# My Halloween 2006+ Soundtrack



## theVanyr (Jun 18, 2006)

Better late than never I suppose...

So I try every few years to put together a mix of my growing collection of "music I like to haunt my porch by"... In the past few years I have yet to make any major additions to my "list" - so the tracks I made a few years back still annoyed my neighbors this year.

I have uploaded my music tracks for your consumption. Feedback is very welcome (Pro and Con please - it all helps make for a better BOO), though bear in mind we will all have a different style we look for in ambiance. The tracks cover about 60 minutes total. 

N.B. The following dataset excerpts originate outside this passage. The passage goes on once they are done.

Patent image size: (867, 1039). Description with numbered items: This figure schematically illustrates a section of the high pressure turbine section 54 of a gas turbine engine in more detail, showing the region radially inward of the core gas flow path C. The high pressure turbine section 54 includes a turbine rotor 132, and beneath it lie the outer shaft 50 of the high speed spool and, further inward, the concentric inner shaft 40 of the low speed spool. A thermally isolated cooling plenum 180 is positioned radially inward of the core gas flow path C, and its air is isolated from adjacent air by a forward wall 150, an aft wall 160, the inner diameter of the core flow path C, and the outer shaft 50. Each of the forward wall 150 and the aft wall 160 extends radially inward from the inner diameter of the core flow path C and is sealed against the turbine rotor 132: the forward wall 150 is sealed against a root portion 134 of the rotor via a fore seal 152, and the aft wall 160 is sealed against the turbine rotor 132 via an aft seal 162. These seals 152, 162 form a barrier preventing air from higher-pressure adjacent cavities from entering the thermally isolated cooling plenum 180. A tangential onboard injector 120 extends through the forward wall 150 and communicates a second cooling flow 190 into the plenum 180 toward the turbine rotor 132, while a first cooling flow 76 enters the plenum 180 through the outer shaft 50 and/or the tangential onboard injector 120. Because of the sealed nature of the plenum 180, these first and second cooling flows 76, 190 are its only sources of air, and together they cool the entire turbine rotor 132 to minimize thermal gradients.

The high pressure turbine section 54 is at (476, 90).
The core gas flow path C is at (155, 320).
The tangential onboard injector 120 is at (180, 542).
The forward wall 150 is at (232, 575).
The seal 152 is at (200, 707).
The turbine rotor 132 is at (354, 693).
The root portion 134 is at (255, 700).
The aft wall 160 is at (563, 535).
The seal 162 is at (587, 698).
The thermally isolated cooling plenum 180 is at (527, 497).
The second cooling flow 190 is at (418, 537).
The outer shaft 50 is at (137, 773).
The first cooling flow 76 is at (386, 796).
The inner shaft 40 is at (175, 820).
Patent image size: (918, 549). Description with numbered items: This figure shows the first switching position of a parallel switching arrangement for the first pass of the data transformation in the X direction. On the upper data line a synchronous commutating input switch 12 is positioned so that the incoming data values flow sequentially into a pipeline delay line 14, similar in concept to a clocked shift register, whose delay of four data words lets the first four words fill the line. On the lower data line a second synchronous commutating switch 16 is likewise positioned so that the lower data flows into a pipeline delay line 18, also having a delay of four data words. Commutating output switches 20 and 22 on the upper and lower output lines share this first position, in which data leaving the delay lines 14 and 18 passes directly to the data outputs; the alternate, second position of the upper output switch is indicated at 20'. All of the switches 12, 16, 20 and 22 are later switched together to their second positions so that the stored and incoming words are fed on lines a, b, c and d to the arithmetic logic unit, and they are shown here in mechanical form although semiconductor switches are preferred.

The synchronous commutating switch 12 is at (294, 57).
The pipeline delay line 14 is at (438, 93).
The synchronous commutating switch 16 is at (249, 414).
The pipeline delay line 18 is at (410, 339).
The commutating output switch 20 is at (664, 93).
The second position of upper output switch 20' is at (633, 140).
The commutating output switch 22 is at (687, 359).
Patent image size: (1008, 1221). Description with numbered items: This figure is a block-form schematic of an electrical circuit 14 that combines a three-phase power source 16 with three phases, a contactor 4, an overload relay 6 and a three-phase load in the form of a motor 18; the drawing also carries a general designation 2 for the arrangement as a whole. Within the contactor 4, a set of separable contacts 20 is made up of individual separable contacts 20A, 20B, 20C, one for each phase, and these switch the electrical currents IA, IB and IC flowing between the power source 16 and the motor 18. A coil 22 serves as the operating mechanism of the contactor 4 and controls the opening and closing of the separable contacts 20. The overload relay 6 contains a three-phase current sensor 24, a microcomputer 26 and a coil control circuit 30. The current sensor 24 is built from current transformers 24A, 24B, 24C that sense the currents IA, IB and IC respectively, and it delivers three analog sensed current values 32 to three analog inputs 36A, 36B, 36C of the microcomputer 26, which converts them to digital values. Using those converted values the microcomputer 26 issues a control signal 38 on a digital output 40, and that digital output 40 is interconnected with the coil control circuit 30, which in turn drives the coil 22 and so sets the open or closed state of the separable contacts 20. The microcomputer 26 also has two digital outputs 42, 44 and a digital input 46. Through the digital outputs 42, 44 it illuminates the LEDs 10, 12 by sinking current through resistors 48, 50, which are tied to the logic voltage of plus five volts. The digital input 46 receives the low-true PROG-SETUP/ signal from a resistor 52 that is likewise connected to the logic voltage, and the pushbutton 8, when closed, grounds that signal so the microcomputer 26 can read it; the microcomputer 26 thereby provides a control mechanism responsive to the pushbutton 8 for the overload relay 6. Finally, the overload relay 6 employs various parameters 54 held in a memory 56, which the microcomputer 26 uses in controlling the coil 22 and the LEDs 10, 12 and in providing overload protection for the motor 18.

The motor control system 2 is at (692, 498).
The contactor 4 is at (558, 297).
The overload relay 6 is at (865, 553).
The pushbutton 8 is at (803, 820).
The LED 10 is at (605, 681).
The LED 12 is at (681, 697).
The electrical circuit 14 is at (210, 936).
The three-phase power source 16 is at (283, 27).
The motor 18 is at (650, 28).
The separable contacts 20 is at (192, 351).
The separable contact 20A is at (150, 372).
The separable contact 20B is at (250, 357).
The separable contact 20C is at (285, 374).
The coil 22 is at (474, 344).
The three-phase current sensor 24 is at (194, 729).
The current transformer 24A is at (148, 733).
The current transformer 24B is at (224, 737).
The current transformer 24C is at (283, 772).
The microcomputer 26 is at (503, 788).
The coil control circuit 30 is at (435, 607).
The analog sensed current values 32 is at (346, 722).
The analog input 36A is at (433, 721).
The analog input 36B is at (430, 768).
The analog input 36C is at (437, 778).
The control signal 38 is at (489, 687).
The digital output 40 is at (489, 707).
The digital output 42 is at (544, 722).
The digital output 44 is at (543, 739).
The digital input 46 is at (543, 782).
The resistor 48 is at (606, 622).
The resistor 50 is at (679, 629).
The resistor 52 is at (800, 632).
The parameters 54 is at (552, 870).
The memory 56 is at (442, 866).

My style is instrumental music (mostly movie tracks) with some FX in the mix. If you recognize the music you should be able to guess how much I took out... I love playing the "which movie is this from?" game.


here is the link: 


Yes the music is copyright - en (or what ever...) - no I don't care... not making a penny off it - so have at, and yes - you are welcome to "use to boo".


----------



## mr frost (Nov 28, 2008)

wow great stuff brother! thanks for the download, it will be put to good use next Halloween!


----------



## themindshaft (Nov 27, 2008)

*music*

Well sir, I'm quite impressed. Excelent production. I do ambient room sounds and FX sounds for alot of pro-haunt companies and theme parks. Keep up the good work!

Bill Ehrsam.


----------



## theVanyr (Jun 18, 2006)

thank you


----------